L'impact sur la colonisation franco-ontarienne du Nord
L'incendie de 1916 a laissé une marque profonde et durable sur la colonisation franco-ontarienne du Nord de l'Ontario. À court terme, il a ralenti l'afflux de nouveaux colons — les rumeurs de la catastrophe circulèrent longtemps dans les paroisses québécoises où les agents de colonisation recrutaient de nouvelles familles. À long terme, la reconstruction de Matheson et d'Iroquois Falls, menée en grande partie par des francophones, a renforcé l'enracinement de la culture française dans cette région qui est aujourd'hui encore l'une des plus francophones du Nord de l'Ontario.
On peut aussi voir dans cet épisode un révélateur des conditions réelles de la colonisation du Bouclier canadien : prometteuse sur le papier, épuisante et dangereuse dans la réalité, menée par des hommes et des femmes qui avaient peu de recours face aux éléments naturels. L'incendie de 1916 est à cet égard un document historique de première importance sur les conditions de vie des colons franco-ontariens du début du XXe siècle.
La mémoire et les lieux commémoratifs
Aujourd'hui, la mémoire de l'incendie de 1916 est entretenue par plusieurs lieux et institutions. À Matheson, un monument commémoratif se dresse au centre-ville, en face de l'église catholique reconstituée. La Hearst Heritage Commemorative Site et les archives du district de Cochrane conservent des photographies, des témoignages enregistrés et des documents d'époque. À Iroquois Falls, le musée local consacre une salle entière à l'incendie et à ses conséquences pour la ville.
Chaque année, le 29 juillet, une cérémonie commémorative est organisée à Matheson.
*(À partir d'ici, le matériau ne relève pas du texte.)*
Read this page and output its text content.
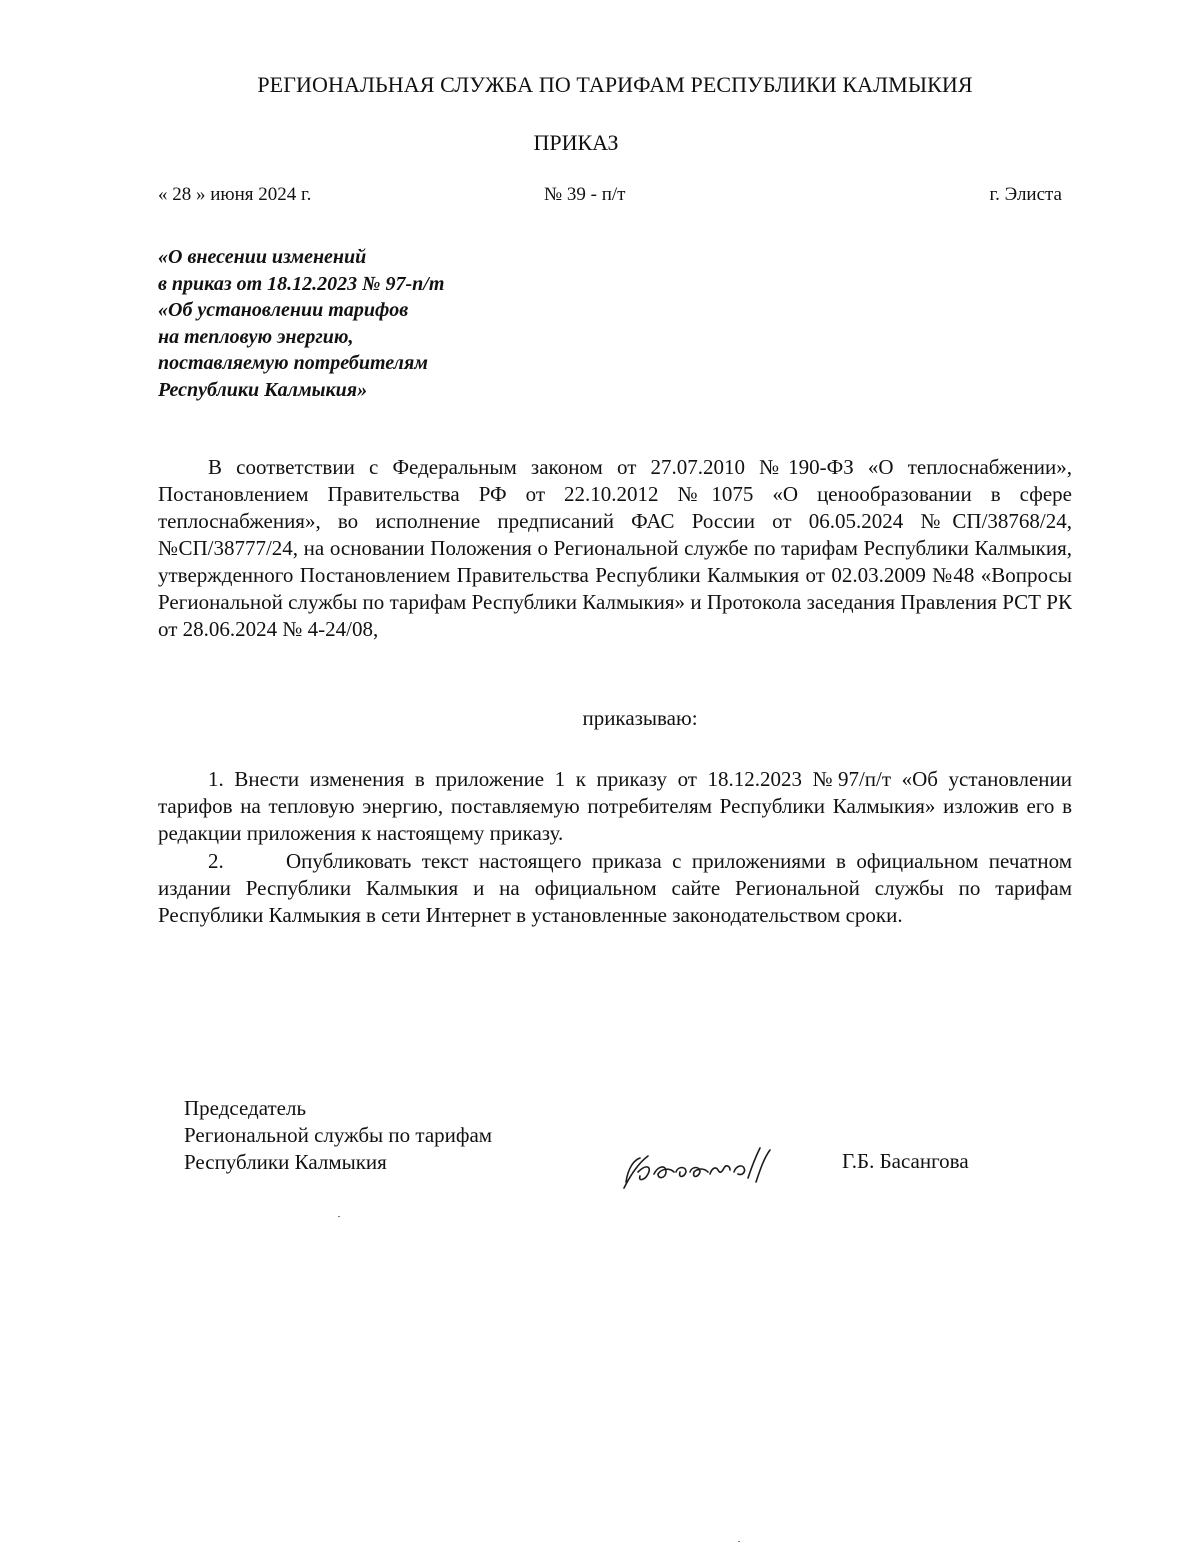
РЕГИОНАЛЬНАЯ СЛУЖБА ПО ТАРИФАМ РЕСПУБЛИКИ КАЛМЫКИЯ
ПРИКАЗ
« 28 » июня 2024 г.	№ 39 - п/т	г. Элиста
«О внесении изменений
в приказ от 18.12.2023 № 97-п/т
«Об установлении тарифов
на тепловую энергию,
поставляемую потребителям
Республики Калмыкия»
В соответствии с Федеральным законом от 27.07.2010 №190-ФЗ «О теплоснабжении», Постановлением Правительства РФ от 22.10.2012 №1075 «О ценообразовании в сфере теплоснабжения», во исполнение предписаний ФАС России от 06.05.2024 №СП/38768/24, №СП/38777/24, на основании Положения о Региональной службе по тарифам Республики Калмыкия, утвержденного Постановлением Правительства Республики Калмыкия от 02.03.2009 №48 «Вопросы Региональной службы по тарифам Республики Калмыкия» и Протокола заседания Правления РСТ РК от 28.06.2024 № 4-24/08,
приказываю:
1. Внести изменения в приложение 1 к приказу от 18.12.2023 №97/п/т «Об установлении тарифов на тепловую энергию, поставляемую потребителям Республики Калмыкия» изложив его в редакции приложения к настоящему приказу.
2.	Опубликовать текст настоящего приказа с приложениями в официальном печатном издании Республики Калмыкия и на официальном сайте Региональной службы по тарифам Республики Калмыкия в сети Интернет в установленные законодательством сроки.
Председатель
Региональной службы по тарифам
Республики Калмыкия	Г.Б. Басангова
Elle rassemble les descendants des familles survivantes, des représentants des paroisses, des élus locaux et, de plus en plus, des historiens et des chercheurs qui s'intéressent à ce moment charnière de l'histoire franco-ontarienne. Pendant des décennies, l'incendie de 1916 a été l'une de ces tragédies dont on parlait en famille mais qui n'avait pas encore trouvé sa place dans les manuels d'histoire. Cette situation est en train de changer.
Visiter les lieux aujourd'hui
- Matheson : Ville de 2 500 habitants dans le district de Cochrane, sur la Hwy 11. Monument commémoratif au centre-ville, église catholique historique.
- Iroquois Falls : Musée de la ville, archives photographiques sur l'incendie, ancienne papetière Abitibi encore en activité.
- Cochrane : Chef-lieu du district, archives historiques régionales, musée Polar Bear Habitat (à 1h au nord de Matheson sur la Hwy 11).
- Accès : Route 11 depuis North Bay (4h vers le nord), ou depuis Toronto (5h30 via Barrie et North Bay). Iroquois Falls est à 45 minutes à l'est de Matheson par la Route 67.